Hello Genodians,
As a side project I've been experimenting with using the Dhall configuration language (https://dhall-lang.org/) for generating and composing Genode XML. Dhall is a purely functional, non-Turing complete language designed for expressing and transforming configuration. The standard prelude, something like a pure standard library, supports transformation of Dhall expressions to XML (as of v9.0.0) which allow Genode configuration to be expressed and rendered using the pure Dhall. I would not advocate parsing Dhall directly within Genode components, rendering to XML files is certainly fine for now.
A non-trivial analogy would the "noux-system" package expressed as Dhall: https://git.sr.ht/~ehmry/genode-ehmry/tree/master/runtimes/noux-system/pkg.d...

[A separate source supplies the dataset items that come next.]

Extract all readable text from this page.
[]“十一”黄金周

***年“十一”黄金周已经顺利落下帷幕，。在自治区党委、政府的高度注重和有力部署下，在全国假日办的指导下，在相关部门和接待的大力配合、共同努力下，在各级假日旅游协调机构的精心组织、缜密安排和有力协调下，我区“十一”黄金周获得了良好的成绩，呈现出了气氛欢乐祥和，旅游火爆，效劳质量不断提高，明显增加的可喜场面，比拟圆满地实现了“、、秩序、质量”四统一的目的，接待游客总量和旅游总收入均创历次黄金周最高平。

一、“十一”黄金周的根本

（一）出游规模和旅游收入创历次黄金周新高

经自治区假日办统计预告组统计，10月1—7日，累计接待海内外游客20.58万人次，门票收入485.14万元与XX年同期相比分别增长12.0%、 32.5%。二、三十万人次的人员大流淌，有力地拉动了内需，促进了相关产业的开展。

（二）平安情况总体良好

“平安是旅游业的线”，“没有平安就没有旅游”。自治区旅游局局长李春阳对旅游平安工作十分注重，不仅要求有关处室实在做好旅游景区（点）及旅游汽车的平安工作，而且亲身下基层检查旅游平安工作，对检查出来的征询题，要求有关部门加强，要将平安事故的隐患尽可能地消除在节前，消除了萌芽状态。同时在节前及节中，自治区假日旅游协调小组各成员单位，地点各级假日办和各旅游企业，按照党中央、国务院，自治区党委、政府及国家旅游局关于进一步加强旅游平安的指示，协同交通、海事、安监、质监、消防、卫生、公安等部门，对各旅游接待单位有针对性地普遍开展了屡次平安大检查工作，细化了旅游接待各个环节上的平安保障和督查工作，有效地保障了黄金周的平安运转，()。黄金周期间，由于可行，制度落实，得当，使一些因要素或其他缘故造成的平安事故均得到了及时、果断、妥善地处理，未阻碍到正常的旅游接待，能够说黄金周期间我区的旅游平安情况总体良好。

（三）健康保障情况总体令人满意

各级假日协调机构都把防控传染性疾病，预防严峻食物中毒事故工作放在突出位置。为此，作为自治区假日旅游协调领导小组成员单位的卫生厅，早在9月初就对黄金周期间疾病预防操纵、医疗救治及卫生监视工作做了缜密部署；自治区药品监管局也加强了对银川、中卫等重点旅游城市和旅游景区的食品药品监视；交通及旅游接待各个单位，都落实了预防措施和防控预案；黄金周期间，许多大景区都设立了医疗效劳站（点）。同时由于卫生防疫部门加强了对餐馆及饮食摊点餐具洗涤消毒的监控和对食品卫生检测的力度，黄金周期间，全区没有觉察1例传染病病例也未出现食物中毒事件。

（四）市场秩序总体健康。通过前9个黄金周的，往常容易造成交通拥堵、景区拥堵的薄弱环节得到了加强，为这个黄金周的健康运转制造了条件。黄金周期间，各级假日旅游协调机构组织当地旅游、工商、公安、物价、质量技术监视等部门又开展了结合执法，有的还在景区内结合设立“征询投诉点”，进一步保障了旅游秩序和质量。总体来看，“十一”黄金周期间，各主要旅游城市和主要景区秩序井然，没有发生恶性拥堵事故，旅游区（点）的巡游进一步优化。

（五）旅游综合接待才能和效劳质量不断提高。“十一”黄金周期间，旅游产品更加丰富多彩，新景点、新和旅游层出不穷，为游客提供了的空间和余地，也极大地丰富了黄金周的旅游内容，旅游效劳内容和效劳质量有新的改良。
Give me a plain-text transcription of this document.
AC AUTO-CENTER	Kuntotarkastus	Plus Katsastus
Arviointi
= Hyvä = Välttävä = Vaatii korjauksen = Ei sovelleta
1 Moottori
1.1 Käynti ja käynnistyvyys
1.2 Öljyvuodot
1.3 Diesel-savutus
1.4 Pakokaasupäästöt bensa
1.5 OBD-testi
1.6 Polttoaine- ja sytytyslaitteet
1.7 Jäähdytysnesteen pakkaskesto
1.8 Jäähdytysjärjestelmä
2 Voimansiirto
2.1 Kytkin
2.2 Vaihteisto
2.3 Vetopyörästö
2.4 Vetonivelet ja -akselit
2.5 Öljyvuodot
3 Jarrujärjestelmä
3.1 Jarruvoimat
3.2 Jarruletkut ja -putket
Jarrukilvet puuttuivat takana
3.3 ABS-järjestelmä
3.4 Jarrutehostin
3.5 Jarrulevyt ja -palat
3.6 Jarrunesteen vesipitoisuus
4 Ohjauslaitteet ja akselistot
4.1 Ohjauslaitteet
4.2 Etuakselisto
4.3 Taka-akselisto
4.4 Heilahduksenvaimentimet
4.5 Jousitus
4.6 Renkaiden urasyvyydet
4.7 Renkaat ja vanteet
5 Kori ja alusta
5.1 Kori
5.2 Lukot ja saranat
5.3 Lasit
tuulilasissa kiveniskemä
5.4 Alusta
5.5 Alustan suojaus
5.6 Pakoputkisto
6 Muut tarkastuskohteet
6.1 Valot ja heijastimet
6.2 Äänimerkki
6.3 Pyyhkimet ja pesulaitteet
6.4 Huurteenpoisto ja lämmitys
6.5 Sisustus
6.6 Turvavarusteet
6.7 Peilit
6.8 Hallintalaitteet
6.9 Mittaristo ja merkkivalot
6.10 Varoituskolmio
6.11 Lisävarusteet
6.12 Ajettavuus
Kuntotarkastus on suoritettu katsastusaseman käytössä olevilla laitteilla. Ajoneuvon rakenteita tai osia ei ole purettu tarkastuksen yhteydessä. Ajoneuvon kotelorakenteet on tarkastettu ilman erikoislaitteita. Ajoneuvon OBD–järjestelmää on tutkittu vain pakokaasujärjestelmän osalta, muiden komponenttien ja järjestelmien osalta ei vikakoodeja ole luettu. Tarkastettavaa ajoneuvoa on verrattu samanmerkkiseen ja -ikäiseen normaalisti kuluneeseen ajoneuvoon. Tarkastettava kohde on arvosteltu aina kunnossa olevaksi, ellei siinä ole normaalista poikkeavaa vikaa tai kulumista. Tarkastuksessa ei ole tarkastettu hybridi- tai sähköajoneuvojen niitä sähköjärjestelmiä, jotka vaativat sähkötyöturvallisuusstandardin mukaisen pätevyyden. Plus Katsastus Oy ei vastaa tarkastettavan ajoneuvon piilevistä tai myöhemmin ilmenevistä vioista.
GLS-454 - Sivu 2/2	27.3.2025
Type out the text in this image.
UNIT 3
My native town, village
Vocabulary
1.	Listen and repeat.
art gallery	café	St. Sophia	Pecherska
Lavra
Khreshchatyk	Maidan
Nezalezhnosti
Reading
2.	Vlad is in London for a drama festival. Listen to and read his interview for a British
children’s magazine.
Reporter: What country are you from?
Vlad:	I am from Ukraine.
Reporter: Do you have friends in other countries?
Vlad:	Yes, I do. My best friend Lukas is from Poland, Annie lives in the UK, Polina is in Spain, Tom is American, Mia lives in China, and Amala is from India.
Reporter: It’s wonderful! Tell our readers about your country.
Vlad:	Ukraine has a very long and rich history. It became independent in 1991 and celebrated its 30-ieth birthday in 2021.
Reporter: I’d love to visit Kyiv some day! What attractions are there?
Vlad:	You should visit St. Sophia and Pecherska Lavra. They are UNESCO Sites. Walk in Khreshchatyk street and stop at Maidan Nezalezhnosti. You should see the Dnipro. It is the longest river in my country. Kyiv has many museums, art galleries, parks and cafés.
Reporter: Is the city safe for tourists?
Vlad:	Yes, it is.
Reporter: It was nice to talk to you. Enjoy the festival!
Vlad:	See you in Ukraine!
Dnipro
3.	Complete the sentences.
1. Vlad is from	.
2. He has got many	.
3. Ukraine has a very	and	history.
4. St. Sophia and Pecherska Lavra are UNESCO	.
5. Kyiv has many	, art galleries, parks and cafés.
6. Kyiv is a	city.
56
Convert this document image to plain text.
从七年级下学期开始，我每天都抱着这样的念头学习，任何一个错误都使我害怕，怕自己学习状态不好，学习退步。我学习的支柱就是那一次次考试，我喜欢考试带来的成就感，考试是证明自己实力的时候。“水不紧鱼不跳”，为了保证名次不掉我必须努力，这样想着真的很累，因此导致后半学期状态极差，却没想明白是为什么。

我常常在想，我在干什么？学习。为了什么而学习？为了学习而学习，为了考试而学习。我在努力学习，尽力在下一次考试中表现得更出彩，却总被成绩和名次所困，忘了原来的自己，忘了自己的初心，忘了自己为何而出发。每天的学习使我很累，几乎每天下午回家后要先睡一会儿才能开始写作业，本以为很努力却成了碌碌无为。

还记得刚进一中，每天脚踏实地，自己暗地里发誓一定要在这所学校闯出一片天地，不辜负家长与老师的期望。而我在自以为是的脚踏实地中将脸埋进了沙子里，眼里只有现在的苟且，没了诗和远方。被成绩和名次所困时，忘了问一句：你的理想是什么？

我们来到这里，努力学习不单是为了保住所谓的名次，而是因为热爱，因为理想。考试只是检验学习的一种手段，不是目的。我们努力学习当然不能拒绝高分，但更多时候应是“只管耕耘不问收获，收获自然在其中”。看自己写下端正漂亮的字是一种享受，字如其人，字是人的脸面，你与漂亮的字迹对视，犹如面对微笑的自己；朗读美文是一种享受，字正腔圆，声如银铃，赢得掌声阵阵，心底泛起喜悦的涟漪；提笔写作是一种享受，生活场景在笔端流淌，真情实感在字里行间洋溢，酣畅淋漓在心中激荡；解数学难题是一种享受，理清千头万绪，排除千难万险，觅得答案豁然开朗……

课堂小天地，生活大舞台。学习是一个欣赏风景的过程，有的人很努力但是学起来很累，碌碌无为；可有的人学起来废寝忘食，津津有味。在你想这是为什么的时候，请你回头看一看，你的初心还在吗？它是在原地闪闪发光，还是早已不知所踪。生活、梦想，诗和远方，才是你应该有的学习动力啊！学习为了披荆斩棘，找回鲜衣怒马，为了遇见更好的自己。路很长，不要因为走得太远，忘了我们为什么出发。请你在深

Using this language has its advantages and its drawbacks. The advantages being checks against malformed configuration using a strict type system, the ability to deduplicate and normalize similiar configurations, and the ability to automatically generate configuration parameters such as resource quotas and routing rules using induction rather than hand- tweaking.
The disadvantages being a new language to learn (though faster than the training to write flawless XML), an esoteric appearance, and a lack of recursive types (nested XML is possible, but expressed as partially applied nested functions, which are basically opaque).
If its something you interested in, I would recommend playing with the language a bit, and then working from the largest to narrowest scope when writing configurations, because nested configuration may always be expressed as a string of XML.